When a drone is “lost” in combat, Pasko says it’s usually not shot down. Usually, the enemy managed to take control of his navigation system. If a drone is caught by the enemy, says Pasko, it can give a lot of information.

“It has the geo-position of the operator. It keeps a history of all the places it was flying,” he says, “including the exact location of where it was launched. The enemy can immediately target the drone team with a missile or mortar rounds.”

Where Karlson’s team is working that day is a cluster of trees separating a field of recently harvested wheat from a long patch of sunflowers. Next to the van where Sasha and her colleagues are monitoring the drone, there are coffin-sized pits the team can dive into if the Russians start bombing their mobile base.

In addition to surveillance, the unit also attempts to track and intercept Russian drones – while, across the front line, Russian drone operators search for Karlson’s drones.
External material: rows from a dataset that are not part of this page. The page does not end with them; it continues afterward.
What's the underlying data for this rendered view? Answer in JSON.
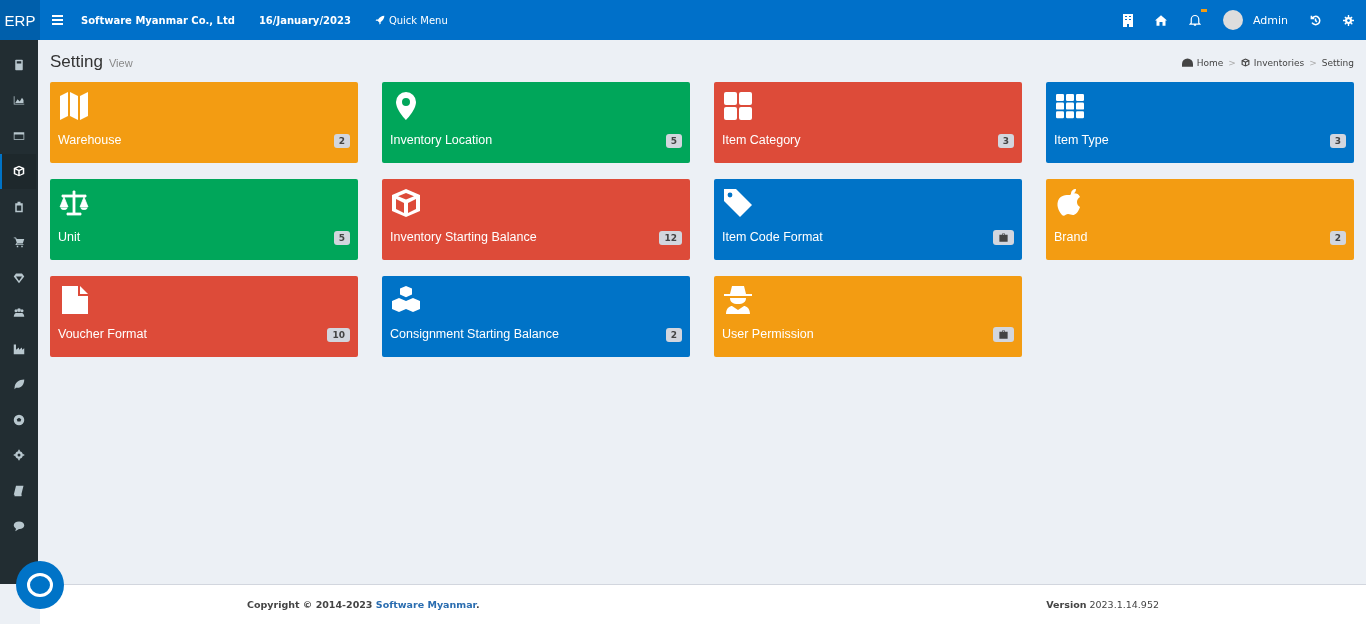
{
  "brand": "ERP",
  "topbar": {
    "company": "Software Myanmar Co., Ltd",
    "date": "16/January/2023",
    "quick_menu": "Quick Menu",
    "user": "Admin",
    "notification_dot": true
  },
  "sidebar": {
    "items": [
      {
        "selected": false
      },
      {
        "selected": false
      },
      {
        "selected": false
      },
      {
        "selected": true
      },
      {
        "selected": false
      },
      {
        "selected": false
      },
      {
        "selected": false
      },
      {
        "selected": false
      },
      {
        "selected": false
      },
      {
        "selected": false
      },
      {
        "selected": false
      },
      {
        "selected": false
      },
      {
        "selected": false
      },
      {
        "selected": false
      }
    ]
  },
  "page": {
    "title": "Setting",
    "subtitle": "View",
    "breadcrumb": [
      "Home",
      "Inventories",
      "Setting"
    ],
    "breadcrumb_separators": [
      ">",
      ">"
    ]
  },
  "tiles": [
    {
      "label": "Warehouse",
      "color": "#f39c12",
      "badge": {
        "kind": "count",
        "text": "2"
      }
    },
    {
      "label": "Inventory Location",
      "color": "#00a65a",
      "badge": {
        "kind": "count",
        "text": "5"
      }
    },
    {
      "label": "Item Category",
      "color": "#dd4b39",
      "badge": {
        "kind": "count",
        "text": "3"
      }
    },
    {
      "label": "Item Type",
      "color": "#0073c7",
      "badge": {
        "kind": "count",
        "text": "3"
      }
    },
    {
      "label": "Unit",
      "color": "#00a65a",
      "badge": {
        "kind": "count",
        "text": "5"
      }
    },
    {
      "label": "Inventory Starting Balance",
      "color": "#dd4b39",
      "badge": {
        "kind": "count",
        "text": "12"
      }
    },
    {
      "label": "Item Code Format",
      "color": "#0073c7",
      "badge": {
        "kind": "briefcase"
      }
    },
    {
      "label": "Brand",
      "color": "#f39c12",
      "badge": {
        "kind": "count",
        "text": "2"
      }
    },
    {
      "label": "Voucher Format",
      "color": "#dd4b39",
      "badge": {
        "kind": "count",
        "text": "10"
      }
    },
    {
      "label": "Consignment Starting Balance",
      "color": "#0073c7",
      "badge": {
        "kind": "count",
        "text": "2"
      }
    },
    {
      "label": "User Permission",
      "color": "#f39c12",
      "badge": {
        "kind": "briefcase"
      }
    }
  ],
  "footer": {
    "copyright": "Copyright © 2014-2023",
    "company_link": "Software Myanmar",
    "period": ".",
    "version_label": "Version",
    "version": "2023.1.14.952"
  }
}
It’s a spy vs. spy aerial game.

For several days, the work may involve hours of viewing video footage. Research. Looking for clues.

“That’s our task,” said Sacha. “We sit all day and watch.”

Amid animals and deserted houses on the laptop, he spots what could be a buried Russian tank. A patch of dirt the size of a trampoline appears to have been recently dug up and smoothed over. Sasha notes her position. He says he will take a closer look at the location on the high definition images when the drone returns.

Shelling can be heard in the distance. Sasha doesn’t even look up from her screen.

“Outgoing,” he mutters.

He says there is nothing to worry about. Their drone continues to scan the front line. And presumably, somewhere in the sky nearby, Russian drones are also scanning the landscape – looking for Karlson’s mobile base among the trees.